Pair Corralation between Shipping and Industrial Investment
Assuming the 90 days trading horizon Shipping is expected to generate 1.59 times less return on investment than Industrial Investment. In addition to that, Shipping is 1.39 times more volatile than Industrial Investment Trust. It trades about 0.06 of its total potential returns per unit of risk. Industrial Investment Trust is currently generating about 0.13 per unit of volatility. If you would invest 18,575 in Industrial Investment Trust on September 3, 2024 and sell it today you would earn a total of 22,105 from holding Industrial Investment Trust or generate 119.0% return on investment over 90 days.

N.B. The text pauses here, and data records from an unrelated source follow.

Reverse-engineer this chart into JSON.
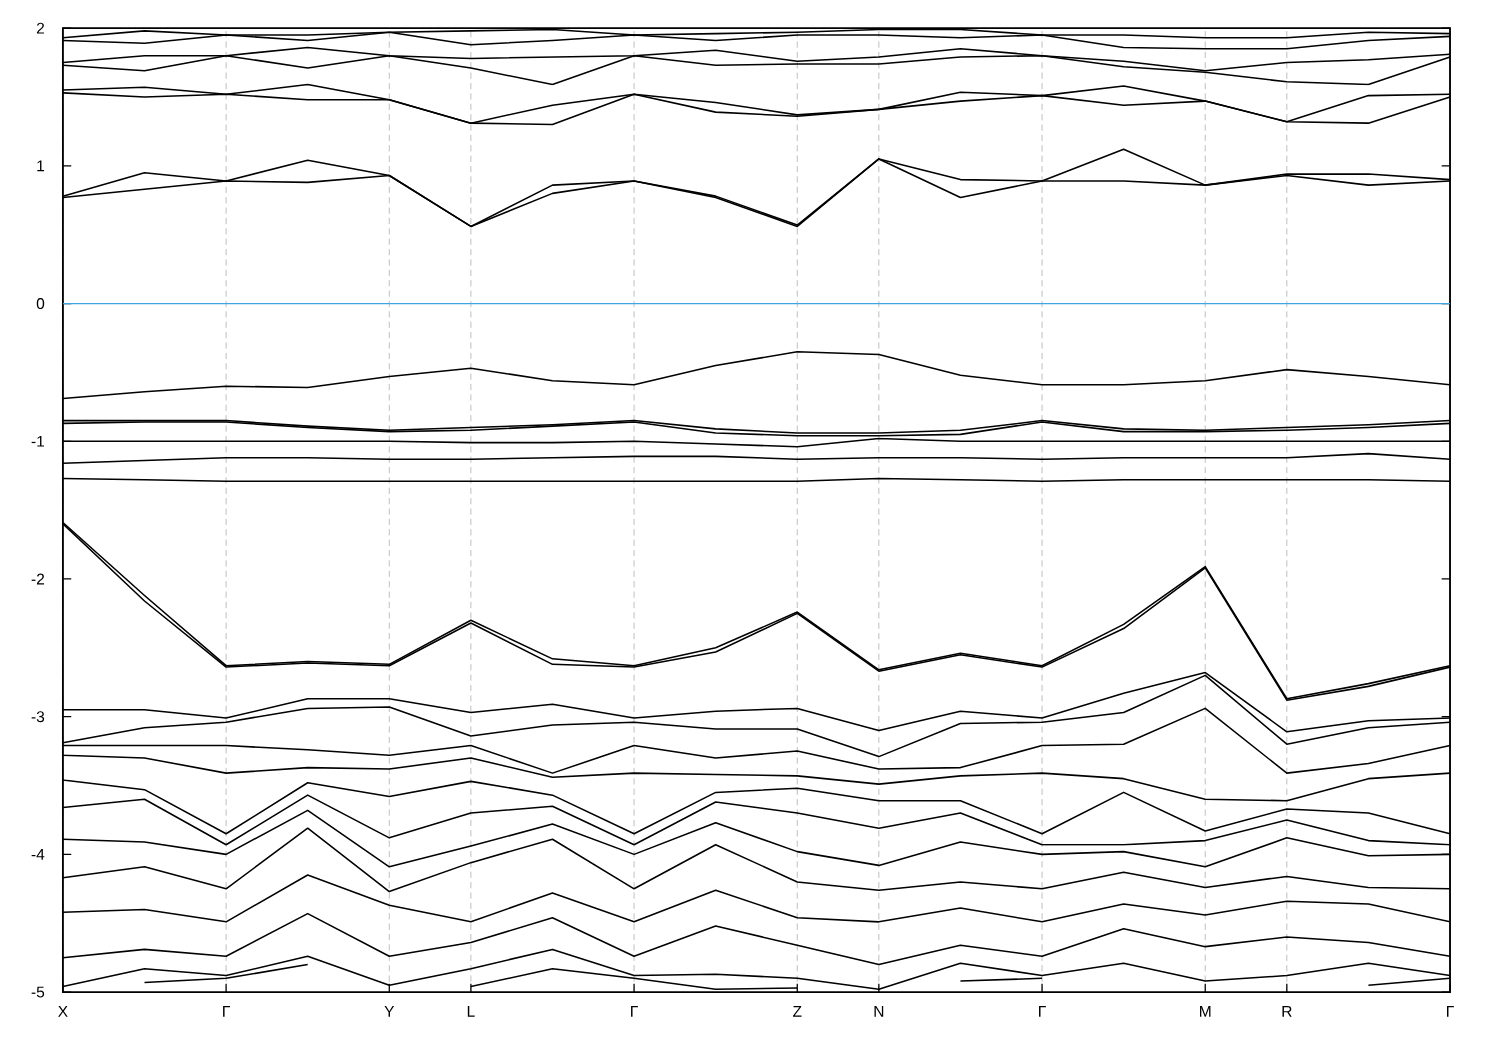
{
  "chart_data": {
    "type": "line",
    "categories": [
      "X",
      null,
      "Γ",
      null,
      "Y",
      "L",
      null,
      "Γ",
      null,
      "Z",
      "N",
      null,
      "Γ",
      null,
      "M",
      "R",
      null,
      "Γ"
    ],
    "ylim": [
      -5,
      2
    ],
    "yticks": [
      -5,
      -4,
      -3,
      -2,
      -1,
      0,
      1,
      2
    ],
    "grid": "x",
    "ref_lines": [
      {
        "axis": "y",
        "value": 0,
        "color": "#3ea6de"
      }
    ],
    "series": [
      {
        "color": "#000000",
        "values": [
          0.77,
          0.83,
          0.89,
          0.88,
          0.93,
          0.56,
          0.8,
          0.89,
          0.77,
          0.56,
          1.05,
          0.77,
          0.89,
          0.89,
          0.86,
          0.93,
          0.86,
          0.89
        ]
      },
      {
        "color": "#000000",
        "values": [
          0.78,
          0.95,
          0.89,
          1.04,
          0.93,
          0.56,
          0.86,
          0.89,
          0.78,
          0.57,
          1.05,
          0.9,
          0.89,
          1.12,
          0.86,
          0.94,
          0.94,
          0.9
        ]
      },
      {
        "color": "#000000",
        "values": [
          1.53,
          1.5,
          1.52,
          1.48,
          1.48,
          1.31,
          1.3,
          1.52,
          1.39,
          1.36,
          1.41,
          1.47,
          1.51,
          1.44,
          1.47,
          1.32,
          1.31,
          1.5
        ]
      },
      {
        "color": "#000000",
        "values": [
          1.55,
          1.57,
          1.52,
          1.59,
          1.48,
          1.31,
          1.44,
          1.52,
          1.46,
          1.37,
          1.41,
          1.535,
          1.51,
          1.58,
          1.47,
          1.32,
          1.51,
          1.52
        ]
      },
      {
        "color": "#000000",
        "values": [
          1.73,
          1.69,
          1.8,
          1.71,
          1.8,
          1.71,
          1.59,
          1.8,
          1.73,
          1.74,
          1.74,
          1.79,
          1.8,
          1.72,
          1.68,
          1.61,
          1.59,
          1.79
        ]
      },
      {
        "color": "#000000",
        "values": [
          1.75,
          1.8,
          1.8,
          1.86,
          1.8,
          1.78,
          1.79,
          1.8,
          1.84,
          1.76,
          1.79,
          1.85,
          1.8,
          1.76,
          1.69,
          1.75,
          1.77,
          1.81
        ]
      },
      {
        "color": "#000000",
        "values": [
          1.91,
          1.89,
          1.95,
          1.91,
          1.97,
          1.88,
          1.91,
          1.95,
          1.91,
          1.95,
          1.95,
          1.93,
          1.95,
          1.86,
          1.85,
          1.85,
          1.91,
          1.94
        ]
      },
      {
        "color": "#000000",
        "values": [
          1.93,
          1.98,
          1.95,
          1.95,
          1.97,
          1.98,
          1.99,
          1.95,
          1.96,
          1.97,
          1.99,
          1.99,
          1.95,
          1.95,
          1.93,
          1.93,
          1.97,
          1.96
        ]
      },
      {
        "color": "#000000",
        "values": [
          -0.69,
          -0.64,
          -0.6,
          -0.61,
          -0.53,
          -0.47,
          -0.56,
          -0.59,
          -0.45,
          -0.35,
          -0.37,
          -0.52,
          -0.59,
          -0.59,
          -0.56,
          -0.48,
          -0.53,
          -0.59
        ]
      },
      {
        "color": "#000000",
        "values": [
          -0.85,
          -0.85,
          -0.85,
          -0.89,
          -0.92,
          -0.9,
          -0.88,
          -0.85,
          -0.91,
          -0.94,
          -0.94,
          -0.92,
          -0.85,
          -0.91,
          -0.92,
          -0.9,
          -0.88,
          -0.85
        ]
      },
      {
        "color": "#000000",
        "values": [
          -0.87,
          -0.86,
          -0.86,
          -0.9,
          -0.93,
          -0.92,
          -0.89,
          -0.86,
          -0.94,
          -0.96,
          -0.96,
          -0.95,
          -0.86,
          -0.93,
          -0.93,
          -0.92,
          -0.9,
          -0.87
        ]
      },
      {
        "color": "#000000",
        "values": [
          -1.0,
          -1.0,
          -1.0,
          -1.0,
          -1.0,
          -1.01,
          -1.01,
          -1.0,
          -1.02,
          -1.04,
          -0.98,
          -1.0,
          -1.0,
          -1.0,
          -1.0,
          -1.0,
          -1.0,
          -1.0
        ]
      },
      {
        "color": "#000000",
        "values": [
          -1.16,
          -1.14,
          -1.12,
          -1.12,
          -1.13,
          -1.13,
          -1.12,
          -1.11,
          -1.11,
          -1.13,
          -1.12,
          -1.12,
          -1.13,
          -1.12,
          -1.12,
          -1.12,
          -1.09,
          -1.13
        ]
      },
      {
        "color": "#000000",
        "values": [
          -1.27,
          -1.28,
          -1.29,
          -1.29,
          -1.29,
          -1.29,
          -1.29,
          -1.29,
          -1.29,
          -1.29,
          -1.27,
          -1.28,
          -1.29,
          -1.28,
          -1.28,
          -1.28,
          -1.28,
          -1.29
        ]
      },
      {
        "color": "#000000",
        "values": [
          -1.59,
          -2.12,
          -2.63,
          -2.6,
          -2.62,
          -2.3,
          -2.58,
          -2.63,
          -2.5,
          -2.24,
          -2.66,
          -2.54,
          -2.63,
          -2.33,
          -1.91,
          -2.87,
          -2.76,
          -2.63
        ]
      },
      {
        "color": "#000000",
        "values": [
          -1.6,
          -2.16,
          -2.64,
          -2.61,
          -2.63,
          -2.32,
          -2.62,
          -2.64,
          -2.53,
          -2.25,
          -2.67,
          -2.55,
          -2.64,
          -2.36,
          -1.92,
          -2.88,
          -2.78,
          -2.64
        ]
      },
      {
        "color": "#000000",
        "values": [
          -2.95,
          -2.95,
          -3.01,
          -2.87,
          -2.87,
          -2.97,
          -2.91,
          -3.01,
          -2.96,
          -2.94,
          -3.1,
          -2.96,
          -3.01,
          -2.83,
          -2.68,
          -3.11,
          -3.03,
          -3.01
        ]
      },
      {
        "color": "#000000",
        "values": [
          -3.19,
          -3.08,
          -3.04,
          -2.94,
          -2.93,
          -3.14,
          -3.06,
          -3.04,
          -3.09,
          -3.09,
          -3.29,
          -3.05,
          -3.04,
          -2.97,
          -2.7,
          -3.2,
          -3.08,
          -3.04
        ]
      },
      {
        "color": "#000000",
        "values": [
          -3.21,
          -3.21,
          -3.21,
          -3.24,
          -3.28,
          -3.21,
          -3.41,
          -3.21,
          -3.3,
          -3.25,
          -3.38,
          -3.37,
          -3.21,
          -3.2,
          -2.94,
          -3.41,
          -3.34,
          -3.21
        ]
      },
      {
        "color": "#000000",
        "values": [
          -3.28,
          -3.3,
          -3.41,
          -3.37,
          -3.38,
          -3.3,
          -3.44,
          -3.41,
          -3.42,
          -3.43,
          -3.49,
          -3.43,
          -3.41,
          -3.45,
          -3.6,
          -3.61,
          -3.45,
          -3.41
        ]
      },
      {
        "color": "#000000",
        "values": [
          -3.46,
          -3.53,
          -3.85,
          -3.48,
          -3.58,
          -3.47,
          -3.57,
          -3.85,
          -3.55,
          -3.52,
          -3.61,
          -3.61,
          -3.85,
          -3.55,
          -3.83,
          -3.67,
          -3.7,
          -3.85
        ]
      },
      {
        "color": "#000000",
        "values": [
          -3.66,
          -3.6,
          -3.93,
          -3.57,
          -3.88,
          -3.7,
          -3.65,
          -3.93,
          -3.62,
          -3.7,
          -3.81,
          -3.7,
          -3.93,
          -3.93,
          -3.9,
          -3.75,
          -3.9,
          -3.93
        ]
      },
      {
        "color": "#000000",
        "values": [
          -3.89,
          -3.91,
          -4.0,
          -3.68,
          -4.09,
          -3.94,
          -3.78,
          -4.0,
          -3.77,
          -3.98,
          -4.08,
          -3.91,
          -4.0,
          -3.98,
          -4.09,
          -3.88,
          -4.01,
          -4.0
        ]
      },
      {
        "color": "#000000",
        "values": [
          -4.17,
          -4.09,
          -4.25,
          -3.81,
          -4.27,
          -4.06,
          -3.89,
          -4.25,
          -3.93,
          -4.2,
          -4.26,
          -4.2,
          -4.25,
          -4.13,
          -4.24,
          -4.16,
          -4.24,
          -4.25
        ]
      },
      {
        "color": "#000000",
        "values": [
          -4.42,
          -4.4,
          -4.49,
          -4.15,
          -4.37,
          -4.49,
          -4.28,
          -4.49,
          -4.26,
          -4.46,
          -4.49,
          -4.39,
          -4.49,
          -4.36,
          -4.44,
          -4.34,
          -4.36,
          -4.49
        ]
      },
      {
        "color": "#000000",
        "values": [
          -4.75,
          -4.69,
          -4.74,
          -4.43,
          -4.74,
          -4.64,
          -4.46,
          -4.74,
          -4.52,
          -4.66,
          -4.8,
          -4.66,
          -4.74,
          -4.54,
          -4.67,
          -4.6,
          -4.64,
          -4.74
        ]
      },
      {
        "color": "#000000",
        "values": [
          -4.96,
          -4.83,
          -4.88,
          -4.74,
          -4.95,
          -4.83,
          -4.69,
          -4.88,
          -4.87,
          -4.9,
          -4.98,
          -4.79,
          -4.88,
          -4.79,
          -4.92,
          -4.88,
          -4.79,
          -4.88
        ]
      },
      {
        "color": "#000000",
        "values": [
          null,
          -4.93,
          -4.9,
          -4.8,
          null,
          -4.96,
          -4.83,
          -4.9,
          -4.98,
          -4.97,
          null,
          -4.92,
          -4.9,
          null,
          null,
          null,
          -4.95,
          -4.9
        ]
      }
    ]
  }
}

Time Period | 3 Months [change] |
Direction | Moves Against |
Strength | Weak |
Accuracy | 99.18% |
Values | Daily Returns |
Shipping vs. Industrial Investment Trust
Performance |
Timeline |
Shipping |
Industrial Investment |
Shipping and Industrial Investment Volatility Contrast
Predicted Return Density |
Returns |
Pair Trading with Shipping and Industrial Investment
The main advantage of trading using opposite Shipping and Industrial Investment positions is that it hedges away some unsystematic risk. Because of two separate transactions, even if Shipping position performs unexpectedly, Industrial Investment can make up some of the losses. Pair trading also minimizes risk from directional movements in the market. For example, if an entire industry or sector drops because of unexpected headlines, the short position in Industrial Investment will offset losses from the drop in Industrial Investment's long position.Shipping vs. Sintex Plastics Technology | Shipping vs. Shyam Metalics and | Shipping vs. Hilton Metal Forging | Shipping vs. Sonata Software Limited |
Industrial Investment vs. Reliance Industries Limited | Industrial Investment vs. Shipping | Industrial Investment vs. Indo Borax Chemicals | Industrial Investment vs. Kingfa Science Technology |
Check out your portfolio center.Note that this page's information should be used as a complementary analysis to find the right mix of equity instruments to add to your existing portfolios or create a brand new portfolio. You can also try the Investing Opportunities module to build portfolios using our predefined set of ideas and optimize them against your investing preferences.